Pour le confort de sa femme, Bernard a eu une idée brillante, celle de recruter par petite annonce une compagne pour Emilie. Depuis, les " amies " se succèdent auprès d'Emilie comme dans le lit du couple, telle Sabine qu'ils sont allés chercher à la gare le 2 juin. Puis il y a Elsa, Odile, Aurélie … qui n'ont guère d'identité romanesque et s'avèrent interchangeables.

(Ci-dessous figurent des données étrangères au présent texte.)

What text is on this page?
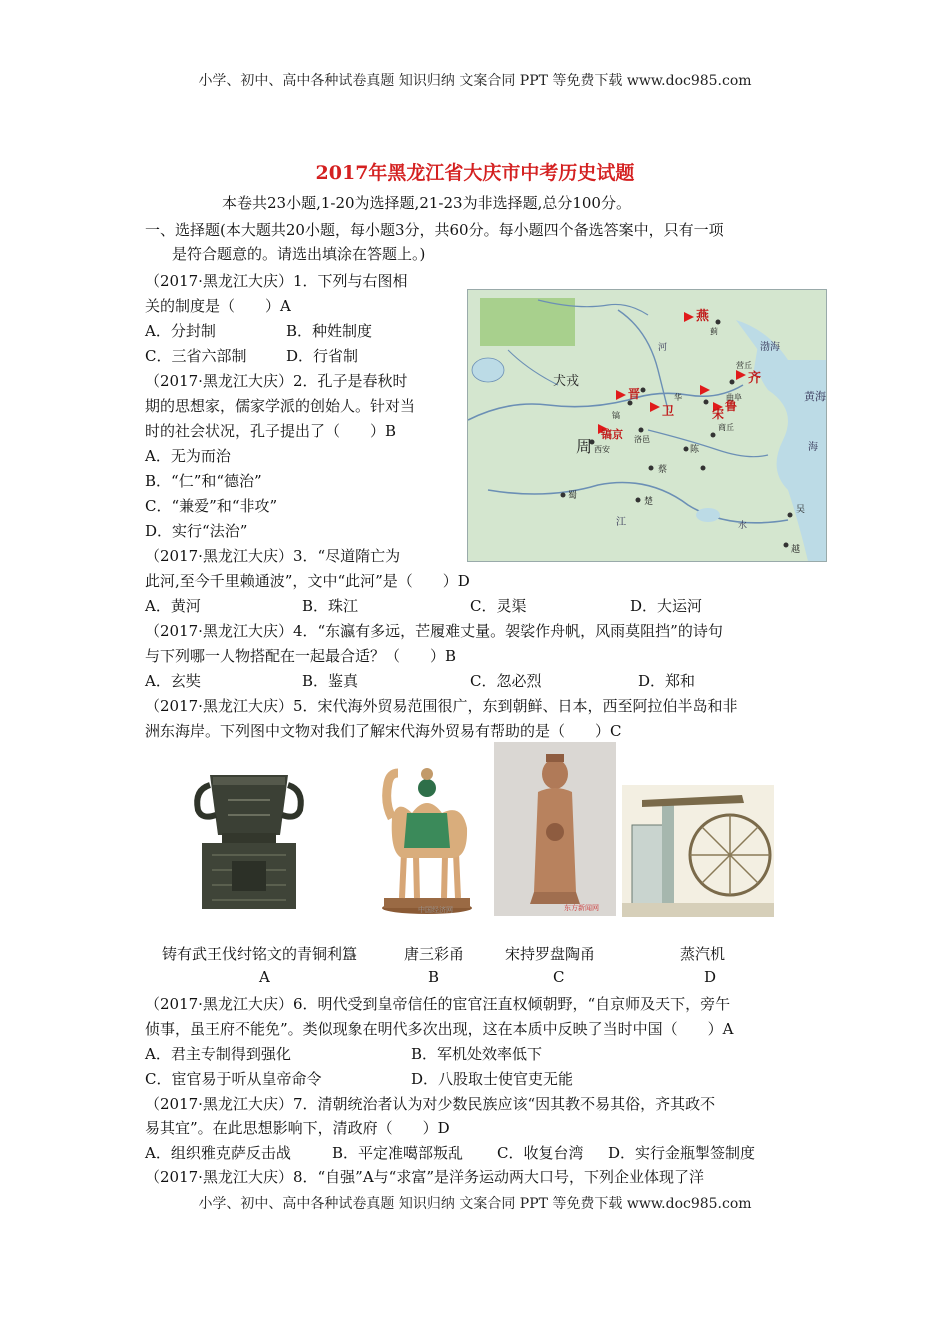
小学、初中、高中各种试卷真题 知识归纳 文案合同 PPT 等免费下载 www.doc985.com
2017年黑龙江省大庆市中考历史试题
本卷共23小题,1-20为选择题,21-23为非选择题,总分100分。
一、选择题(本大题共20小题，每小题3分，共60分。每小题四个备选答案中，只有一项
是符合题意的。请选出填涂在答题上。)
（2017·黑龙江大庆）1．下列与右图相
关的制度是（　　）A
A．分封制	B．种姓制度
C．三省六部制	D．行省制
（2017·黑龙江大庆）2．孔子是春秋时
期的思想家，儒家学派的创始人。针对当
时的社会状况，孔子提出了（　　）B
A．无为而治
B．“仁”和“德治”
C．“兼爱”和“非攻”
D．实行“法治”
（2017·黑龙江大庆）3．“尽道隋亡为
此河,至今千里赖通波”，文中“此河”是（　　）D
A．黄河	B．珠江	C．灵渠	D．大运河
（2017·黑龙江大庆）4．“东瀛有多远，芒履难丈量。袈裟作舟帆，风雨莫阻挡”的诗句
与下列哪一人物搭配在一起最合适？（　　）B
A．玄奘	B．鉴真	C．忽必烈	D．郑和
（2017·黑龙江大庆）5．宋代海外贸易范围很广，东到朝鲜、日本，西至阿拉伯半岛和非
洲东海岸。下列图中文物对我们了解宋代海外贸易有帮助的是（　　）C
燕
蓟
渤海
犬戎
晋
卫	宋
齐
鲁
镐京
周 西安
洛邑
陈
蔡
楚
蜀
吴
越
商丘
营丘
黄海
海
河
江	水
曲阜
镐
华
东方新闻网
铸有武王伐纣铭文的青铜利簋	唐三彩甬	宋持罗盘陶甬	蒸汽机
A	B	C	D
中国经济网
（2017·黑龙江大庆）6．明代受到皇帝信任的宦官汪直权倾朝野，“自京师及天下，旁午
侦事，虽王府不能免”。类似现象在明代多次出现，这在本质中反映了当时中国（　　）A
A．君主专制得到强化	B．军机处效率低下
C．宦官易于听从皇帝命令	D．八股取士使官吏无能
（2017·黑龙江大庆）7．清朝统治者认为对少数民族应该“因其教不易其俗，齐其政不
易其宜”。在此思想影响下，清政府（　　）D
A．组织雅克萨反击战	B．平定准噶部叛乱 C．收复台湾 D．实行金瓶掣签制度
（2017·黑龙江大庆）8．“自强”A与“求富”是洋务运动两大口号，下列企业体现了洋
小学、初中、高中各种试卷真题 知识归纳 文案合同 PPT 等免费下载 www.doc985.com
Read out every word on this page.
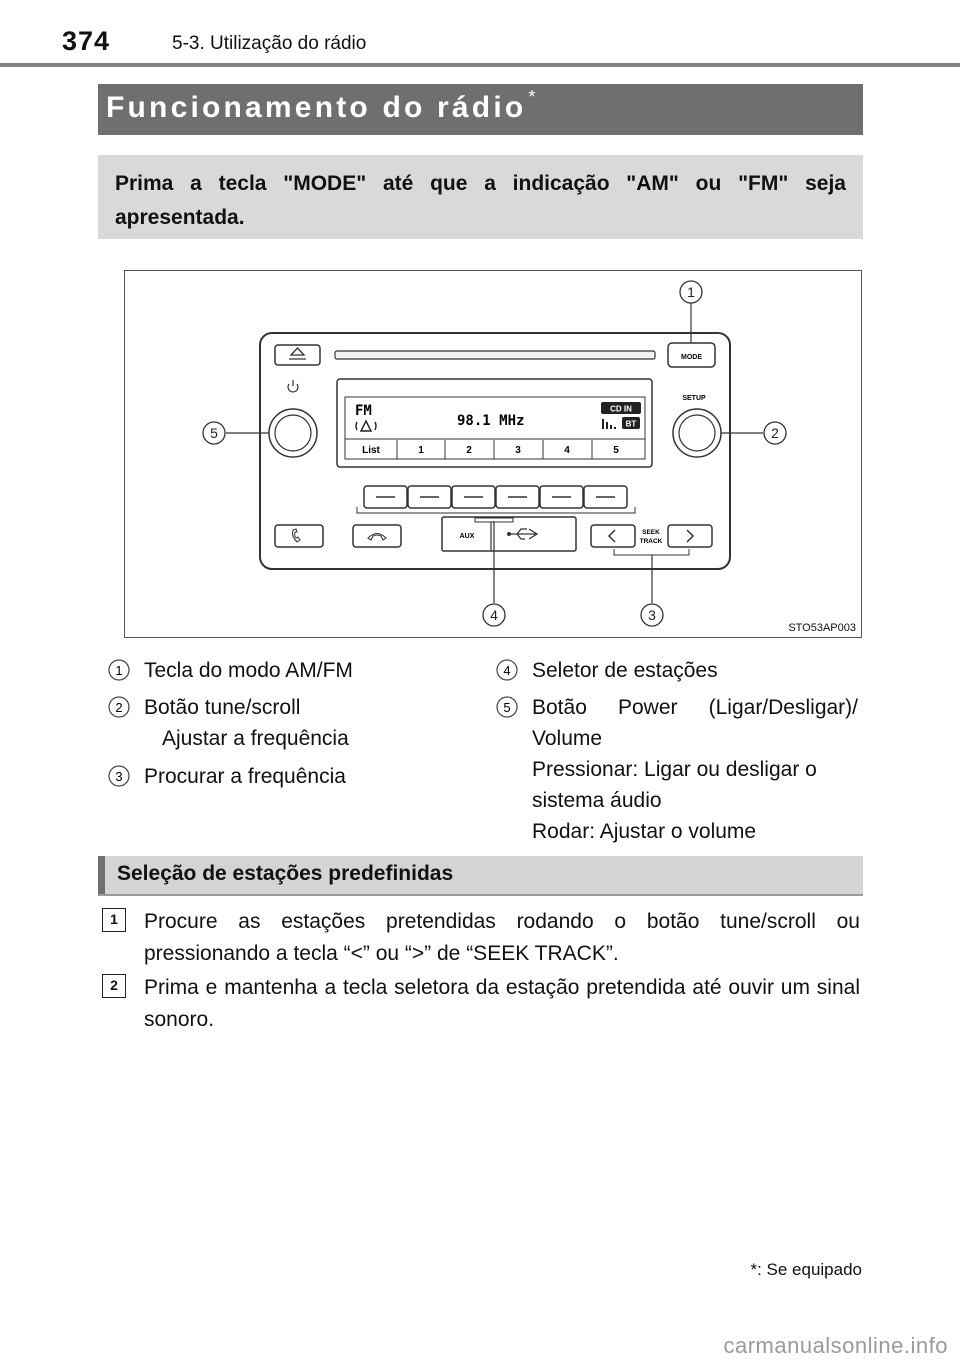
374	5-3. Utilização do rádio
Funcionamento do rádio *

Prima a tecla "MODE" até que a indicação "AM" ou "FM" seja apresentada.

MODE
FM
98.1 MHz
CD IN
BT
List	1	2	3	4	5
SETUP
AUX
SEEK
TRACK
1
2
3
4
5
STO53AP003
1 Tecla do modo AM/FM
2 Botão tune/scroll
Ajustar a frequência
3 Procurar a frequência
4 Seletor de estações
5 Botão Power (Ligar/Desligar)/ Volume
Pressionar: Ligar ou desligar o sistema áudio
Rodar: Ajustar o volume
Seleção de estações predefinidas
1	Procure as estações pretendidas rodando o botão tune/scroll ou pressionando a tecla “<” ou “>” de “SEEK TRACK”.

2	Prima e mantenha a tecla seletora da estação pretendida até ouvir um sinal sonoro.

*: Se equipado
carmanualsonline.info
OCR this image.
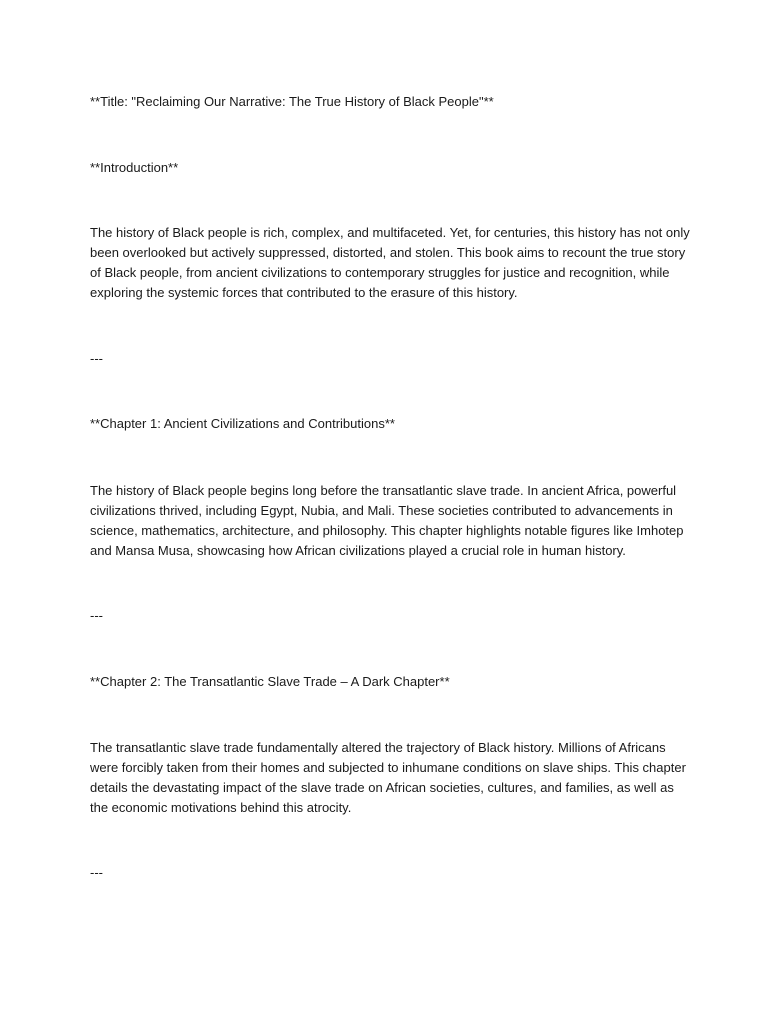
**Title: "Reclaiming Our Narrative: The True History of Black People"**

**Introduction**

The history of Black people is rich, complex, and multifaceted. Yet, for centuries, this history has not only been overlooked but actively suppressed, distorted, and stolen. This book aims to recount the true story of Black people, from ancient civilizations to contemporary struggles for justice and recognition, while exploring the systemic forces that contributed to the erasure of this history.

---

**Chapter 1: Ancient Civilizations and Contributions**

The history of Black people begins long before the transatlantic slave trade. In ancient Africa, powerful civilizations thrived, including Egypt, Nubia, and Mali. These societies contributed to advancements in science, mathematics, architecture, and philosophy. This chapter highlights notable figures like Imhotep and Mansa Musa, showcasing how African civilizations played a crucial role in human history.

---

**Chapter 2: The Transatlantic Slave Trade – A Dark Chapter**

The transatlantic slave trade fundamentally altered the trajectory of Black history. Millions of Africans were forcibly taken from their homes and subjected to inhumane conditions on slave ships. This chapter details the devastating impact of the slave trade on African societies, cultures, and families, as well as the economic motivations behind this atrocity.

---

Je suis précisément captivé par l'entrée en scène de ces anti-héros dans la vie de ce couple. Leur mode d'apparition relaté par Emilie, la narratrice de ce roman, s'avère original et forme un atout clé de l'intrigue. Toutefois, Bernard finit par tous les renvoyer tant il s'en lasse : tout passe, tout casse, tout lasse … Et alors Bernard trouve finalement refuge dans les bras de sa femme, Emilie … Du coup, cela peut paraître cocasse au lecteur. Mais tout compte fait, c'est la réaction d'Emilie qui prend le dessus dans le cours de la narration et on se rend compte de sa souffrance et de son désarroi … Cette protagoniste a l'impression d'avoir perdu sa dignité. Pourquoi ? Parce que " qui ne dit mot consent ".


Tout au long de ce " roman de gare ", la langue d'Alma Brami est caractérisée par un problème de ponctuation : il y a trop de virgules, donc trop de phrases complexes; il y a aussi trop de points d'interrogation, en tout cas dans les quarante premières pages : c'est donner l'impression de poser une problématique alors qu'il y en a pour ainsi dire aucune, si ce n'est celle d'un couple qui se sent seul … et alors le seul ressort de l'intrigue réside dans cette idée de recruter une compagne pour Emilie puis de la remplacer. Par ailleurs, en terme de forme, j'estime que cette auteur aura beaucoup trop utilisé l'écriture italique. Mais malgré ces quelques médiocres faits de langue, ce roman aura été un bon passe-temps.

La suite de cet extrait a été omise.